In a first-of-its-kind case, a Texas high school administrator allegedly defamed by two students on a MySpace page is arguing that parents have a duty to supervise their child's Internet access so it is not used for “illicit purposes.”
Anna Draker's suit would apply the doctrine of negligent supervision to cyberspace for the first time, making parents responsible for a child's harmful use of the Internet in much the same way that they can be held liable for a child's harmful use of a firearm or automobile.
Draker, an assistant principal at Tom C. Clark High School in San Antonio, claims students Benjamin Schreiber and Ryan Todd created a MySpace page which used her name and picture and defamed her by, among other things, falsely identifying her as a lesbian.
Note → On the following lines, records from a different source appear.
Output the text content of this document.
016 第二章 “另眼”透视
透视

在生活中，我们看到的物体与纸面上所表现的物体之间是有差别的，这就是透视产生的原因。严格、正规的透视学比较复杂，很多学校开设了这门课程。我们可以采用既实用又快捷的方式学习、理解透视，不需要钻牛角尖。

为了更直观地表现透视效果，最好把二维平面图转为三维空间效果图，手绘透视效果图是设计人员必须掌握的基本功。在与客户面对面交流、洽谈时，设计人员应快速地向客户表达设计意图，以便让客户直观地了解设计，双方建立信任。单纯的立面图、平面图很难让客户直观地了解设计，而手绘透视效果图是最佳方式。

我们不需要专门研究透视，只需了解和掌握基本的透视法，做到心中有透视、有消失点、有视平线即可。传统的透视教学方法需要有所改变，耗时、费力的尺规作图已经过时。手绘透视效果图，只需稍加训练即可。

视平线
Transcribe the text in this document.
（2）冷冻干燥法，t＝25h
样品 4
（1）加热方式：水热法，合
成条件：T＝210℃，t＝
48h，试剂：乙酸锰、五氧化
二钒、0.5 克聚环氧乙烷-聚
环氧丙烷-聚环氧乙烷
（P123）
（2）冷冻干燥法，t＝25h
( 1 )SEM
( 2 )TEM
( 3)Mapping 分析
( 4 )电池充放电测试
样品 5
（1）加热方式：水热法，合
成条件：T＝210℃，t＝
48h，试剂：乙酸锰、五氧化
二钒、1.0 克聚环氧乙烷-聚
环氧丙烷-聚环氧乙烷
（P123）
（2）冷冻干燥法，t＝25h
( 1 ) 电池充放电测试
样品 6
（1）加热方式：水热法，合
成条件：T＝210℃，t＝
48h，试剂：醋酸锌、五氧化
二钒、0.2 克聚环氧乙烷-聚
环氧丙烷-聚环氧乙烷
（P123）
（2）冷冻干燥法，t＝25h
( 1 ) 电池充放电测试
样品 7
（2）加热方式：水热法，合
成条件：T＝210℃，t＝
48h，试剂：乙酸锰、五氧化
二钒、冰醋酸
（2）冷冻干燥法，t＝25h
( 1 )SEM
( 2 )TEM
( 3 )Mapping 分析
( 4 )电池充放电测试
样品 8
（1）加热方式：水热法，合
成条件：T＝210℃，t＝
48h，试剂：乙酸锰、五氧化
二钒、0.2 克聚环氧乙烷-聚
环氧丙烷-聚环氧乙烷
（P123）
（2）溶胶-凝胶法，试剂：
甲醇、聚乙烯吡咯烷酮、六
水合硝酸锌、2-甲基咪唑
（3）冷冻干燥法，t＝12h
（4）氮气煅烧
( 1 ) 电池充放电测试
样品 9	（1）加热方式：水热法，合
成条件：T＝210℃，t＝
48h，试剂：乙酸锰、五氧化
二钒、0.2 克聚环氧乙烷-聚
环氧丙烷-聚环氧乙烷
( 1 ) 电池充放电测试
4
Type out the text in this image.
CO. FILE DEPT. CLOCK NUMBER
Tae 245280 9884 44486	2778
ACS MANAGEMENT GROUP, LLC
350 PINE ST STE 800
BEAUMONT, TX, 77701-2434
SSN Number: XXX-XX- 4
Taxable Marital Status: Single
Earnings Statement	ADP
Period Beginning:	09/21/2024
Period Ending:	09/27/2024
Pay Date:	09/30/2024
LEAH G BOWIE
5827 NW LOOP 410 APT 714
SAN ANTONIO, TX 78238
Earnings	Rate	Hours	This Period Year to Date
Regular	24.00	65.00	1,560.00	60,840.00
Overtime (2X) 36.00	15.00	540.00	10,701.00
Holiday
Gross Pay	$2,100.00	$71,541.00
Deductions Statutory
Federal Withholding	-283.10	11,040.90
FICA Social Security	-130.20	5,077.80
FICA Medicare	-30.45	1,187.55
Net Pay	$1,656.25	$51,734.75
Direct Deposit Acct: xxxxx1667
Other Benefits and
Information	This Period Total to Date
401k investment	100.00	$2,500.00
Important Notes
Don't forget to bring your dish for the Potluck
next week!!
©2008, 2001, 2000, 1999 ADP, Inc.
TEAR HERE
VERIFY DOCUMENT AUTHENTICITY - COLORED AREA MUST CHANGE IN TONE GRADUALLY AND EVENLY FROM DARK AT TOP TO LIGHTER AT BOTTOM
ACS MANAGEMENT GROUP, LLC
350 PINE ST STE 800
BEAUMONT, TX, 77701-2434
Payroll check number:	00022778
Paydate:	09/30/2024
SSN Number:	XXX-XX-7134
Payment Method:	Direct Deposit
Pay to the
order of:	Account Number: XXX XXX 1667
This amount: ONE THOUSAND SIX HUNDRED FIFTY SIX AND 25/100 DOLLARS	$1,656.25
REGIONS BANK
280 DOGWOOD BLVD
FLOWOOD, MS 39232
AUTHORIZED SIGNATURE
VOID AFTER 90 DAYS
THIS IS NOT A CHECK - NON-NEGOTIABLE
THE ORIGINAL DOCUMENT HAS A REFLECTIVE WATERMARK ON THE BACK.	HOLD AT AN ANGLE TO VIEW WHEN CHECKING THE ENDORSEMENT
“Allowing access to the Internet, unsupervised and without restraint, poses an obvious and unreasonable danger that such children would utilize the Internet for illicit purposes,” the complaint, filed in Medina County District Court, says.
The page apparently was the students' way of avenging themselves on Draker, who had disciplined Todd in the past. “It's not like somebody called Anna Draker a name,” her attorney, Murphy Klasing, told the San Antonio Express News. “This was four pages of filth.”
Teachers don't often sue their students for defamation, of course. But Draker takes an even bigger legal leap by suing the parents of her alleged tormentors for negligent supervision.
Parents have been held liable for the intentional torts of a minor child when they knew the child had a “dangerous proclivity” and failed to exercise reasonable care in controlling that proclivity. The Kentucky Court of Appeals recently ruled that
The existence of a parent’s duty to control a minor child largely turns on the foreseeability of the child’s injurious conduct. Hugenberg v. West American Insurance Co.
In Draker's case, the plaintiff addresses foreseeability by alleging that
Due to numerous problems with discipline at Clark High School regarding Ryan and Benjamin, both sets of parents were on notice that their children had tendencies to act out in an inappropriate manner and certainly had notice of their feeling of anger towards Ms. Draker.
But case law suggests that allegation is too general for Draker to proceed on a negligent supervision claim.
In Barrett v. Pacheco, 815 P.2d 834 (1991), the Washington state Court of Appeals said, “[T]he child's dangerous proclivity must be of the same or similar nature as the ultimate tort or crime which injures the victim.” Draker does not allege that Schreiber and Todd had any dangerous tendency to use the Internet for illicit purposes.